Vandalisme sendiri berasal dari kata Vandal, sebutan bangsa Romawi kuno kepada
sebuah suku di Jerman yang memiliki kebiasaan merusak dan menistakan dengan kejam
segala karya yang indah dan terpuji. Dalam artian modern, vandalisme adalah segala
bentuk perusakan (memecahkan, menghancurkan, mencoret-coret) properti milik pribadi
maupun umum tanpa adanya konsesi (kerelaan atau persetujuan) dari pemilik properti.

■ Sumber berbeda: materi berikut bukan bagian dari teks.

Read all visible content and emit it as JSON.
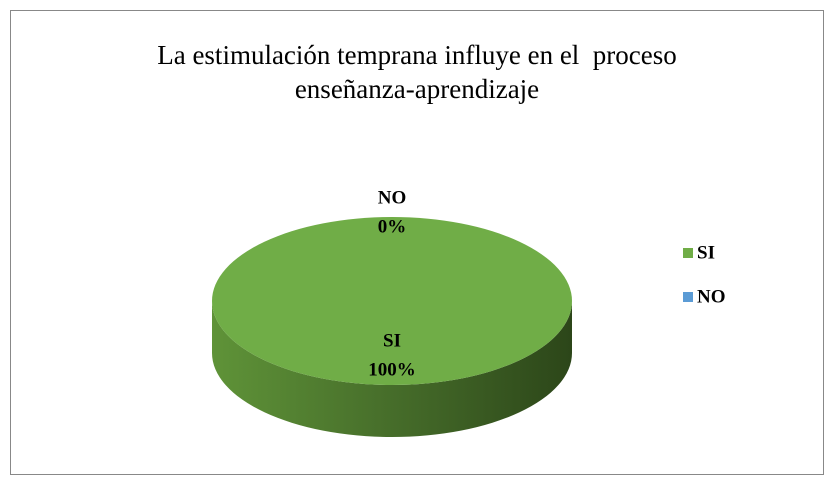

Perilaku ini dapat kita lihat pada beberapa waktu yang lalu dengan kembali hilangnya
salah satu huruf pada plang nama masjid raya sumatera barat, kali ini huruf yang hilang
adalah huruf T sehingga plang nama menjadi masjid raya sumatera bara. Penyebab
hilangnya huruf T dan siapa pelaku dari hilangnya huruf tersebut hingga kini masih
belum diketahui.
Seperti yang kita ketahui bersama plang nama masjid raya sumatera barat tersebut
menjadi tempat atau spot untuk berfoto masyarakat sebagai landmark dari kota padang.

Tak jarang masyarakat yang melakukan aktifitas ber-selfie ria disana menaiki plang nama
masjid raya tersebut untuk mendapatkan angle yang menarik. Kejadian hilangnya salah
satu huruf di plang nama masjid raya sumatera barat ini merupakan sudah yang kesekian
kalinya.
Namun tampaknya hal ini belum mendapat perhatian yang seirus dari pemerintah
daerah karena belum adanya himbauan dan sangsi yang jelas yang diterapkan bagi pelaku
pengrusakan fasilitas publik tersebut. Melalui tulisan ini penulis berharap agar pihak
terkait dapat memperhatikan dan melakukan tindakan agar tidak menjadi preseden buruk
bagi kota padang yang sedang menggalakan gairah pariwisatanya dimana masjid raya
sumbar merupakan salah satu landmark yang ada di kota padang.